Falar nem sempre é fácil. A gente engasga, tosse, as palavras somem, os sentimentos atrapalham tudo. A gente mete os pés pelas mãos, se enrola, às vezes diz até o que não devia – ou devia, mas não podia.
Mas escrever, não. Na escrita, os pensamentos fluem de forma concatenada, organizada, pronta. Escorrem pelos dedos e caem no papel (tá, eu sei, hoje em dia é no computador, mas a sensação é a mesma) já conversando com o leitor e prendendo a atenção dele.
Lembro que quando era repórter do AN Cidade, o suplemento local do jornal ANotícia (SC), chegava da rua com a cabeça parecendo um turbilhão, com as ideias alimentadas pelas muitas coisas que tinha visto, perguntado, apurado por aí. O chefe de redação, então, me perguntava o que eu tinha trazido. Claro, ele precisava pensar na pauta, hierarquizar a informação, saber com o que podia contar para a edição do dia seguinte. E eu, com essa cabeça que só se organiza com uma caneta ou um teclado, falava para ele: “me deixe escrever”. Pegava a minha caneca de café e escrevia. Rápido, como faço até hoje.
Geralmente de uma vez só. E quando ele voltava para saber, afinal, o que eu tinha feito durante todo o tempo em que estive fora, a matéria já estava pronta, com título, lead e ponto final. Muito mais simples.
Ao longo da infância e da adolescência a escrita era essencialmente ficcional. Alimentava-me com os livros da biblioteca (lembram quando a gente pegava livros na biblioteca?) e podia me jogar no sofá a tarde toda sem pena de ver o tempo passar – afinal, eu tinha tanto tempo pela frente que nem pensava nisso.

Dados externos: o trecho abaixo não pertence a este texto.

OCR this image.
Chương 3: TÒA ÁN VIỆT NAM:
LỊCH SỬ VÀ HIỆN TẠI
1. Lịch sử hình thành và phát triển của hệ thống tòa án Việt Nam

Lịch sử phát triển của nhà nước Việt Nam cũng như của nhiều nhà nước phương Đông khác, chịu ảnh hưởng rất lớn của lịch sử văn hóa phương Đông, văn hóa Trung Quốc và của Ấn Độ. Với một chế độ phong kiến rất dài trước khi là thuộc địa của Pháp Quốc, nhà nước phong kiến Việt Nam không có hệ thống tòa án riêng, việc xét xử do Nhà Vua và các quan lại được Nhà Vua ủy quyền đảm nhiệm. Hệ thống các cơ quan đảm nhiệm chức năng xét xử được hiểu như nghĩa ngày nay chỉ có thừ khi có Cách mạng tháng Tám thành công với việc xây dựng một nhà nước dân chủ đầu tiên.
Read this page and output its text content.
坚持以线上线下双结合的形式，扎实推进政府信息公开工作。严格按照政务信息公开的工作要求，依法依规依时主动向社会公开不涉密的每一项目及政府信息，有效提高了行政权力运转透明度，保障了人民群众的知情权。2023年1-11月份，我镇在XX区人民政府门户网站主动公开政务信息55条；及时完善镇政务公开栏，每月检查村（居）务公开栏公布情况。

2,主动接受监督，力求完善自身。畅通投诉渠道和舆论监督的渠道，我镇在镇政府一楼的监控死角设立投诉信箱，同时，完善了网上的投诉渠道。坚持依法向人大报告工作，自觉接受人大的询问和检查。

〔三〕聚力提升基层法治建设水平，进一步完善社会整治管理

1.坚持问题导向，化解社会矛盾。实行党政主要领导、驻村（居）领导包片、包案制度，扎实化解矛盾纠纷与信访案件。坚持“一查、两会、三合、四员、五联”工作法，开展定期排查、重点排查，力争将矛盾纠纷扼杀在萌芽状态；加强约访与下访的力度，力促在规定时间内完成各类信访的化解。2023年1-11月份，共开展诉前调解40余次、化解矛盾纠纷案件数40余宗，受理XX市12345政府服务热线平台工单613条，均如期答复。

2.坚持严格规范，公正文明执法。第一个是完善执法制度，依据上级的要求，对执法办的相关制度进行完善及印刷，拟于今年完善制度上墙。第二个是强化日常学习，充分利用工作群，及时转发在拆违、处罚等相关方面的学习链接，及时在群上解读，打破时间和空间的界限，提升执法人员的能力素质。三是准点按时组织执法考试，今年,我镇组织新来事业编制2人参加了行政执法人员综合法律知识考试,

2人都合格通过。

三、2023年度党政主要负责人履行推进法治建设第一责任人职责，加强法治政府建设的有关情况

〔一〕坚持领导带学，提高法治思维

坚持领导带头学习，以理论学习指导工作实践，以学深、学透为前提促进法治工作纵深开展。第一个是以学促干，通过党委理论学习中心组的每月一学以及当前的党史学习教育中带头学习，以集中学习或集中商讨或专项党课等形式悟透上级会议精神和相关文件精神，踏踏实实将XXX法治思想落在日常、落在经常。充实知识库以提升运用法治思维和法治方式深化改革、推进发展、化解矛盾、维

Dessa época, talvez o mais marcante e que de certa forma impactou a vida até hoje foi a obra de Érico Veríssimo, com sua narrativa clara e fluida, capaz de entrelaçar pessoas e lugares em um universo que, no fim, era um só.
E escrevia, escrevia, escrevia. Poemas, crônicas, redações variadas que muitas vezes só serviam para eu tentar entender o mundo a minha volta. Diante disso, na hora de escolher uma profissão, sabia bem que a escrita deveria ser o ponto central dela.
A prática jornalística, de certa forma, me afastou da ficção por uns bons tempos. Escrevia o dia todo, todo dia. Encontrava histórias e pessoas reais tão ricas e surpreendentes que achava que nenhuma personagem ficcional poderia se equiparar a elas.
Histórias de vidas, de cidades, de fatos inesperados que quebravam a rotina do dia a dia. Do passado e do presente. Desenvolvi um olhar atento (porém generoso) para isso, que me rendeu a percepção de que cada um traz em si uma boa história, que merece ser contada.
Há algum tempo, comecei a fazer o caminho de volta. De volta para onde, nem sei bem, confesso. Talvez de volta para aquela menina de cinco, seis anos, que ousava mirar a realidade a sua volta e recriá-la como ficção para tentar entendê-la, processá-la do seu jeito. Aos poucos estou me permitindo (a duras penas) me apropriar das histórias que encontro pelo caminho – tantas, tantas – e reinventá-las na forma de crônicas e talvez até contos.
E este momento, que deveria ser o parágrafo final desse texto sobre como comecei a escrever, consolida – por escrito, bem entendido – a descoberta de que estou recomeçando a brincar com as palavras.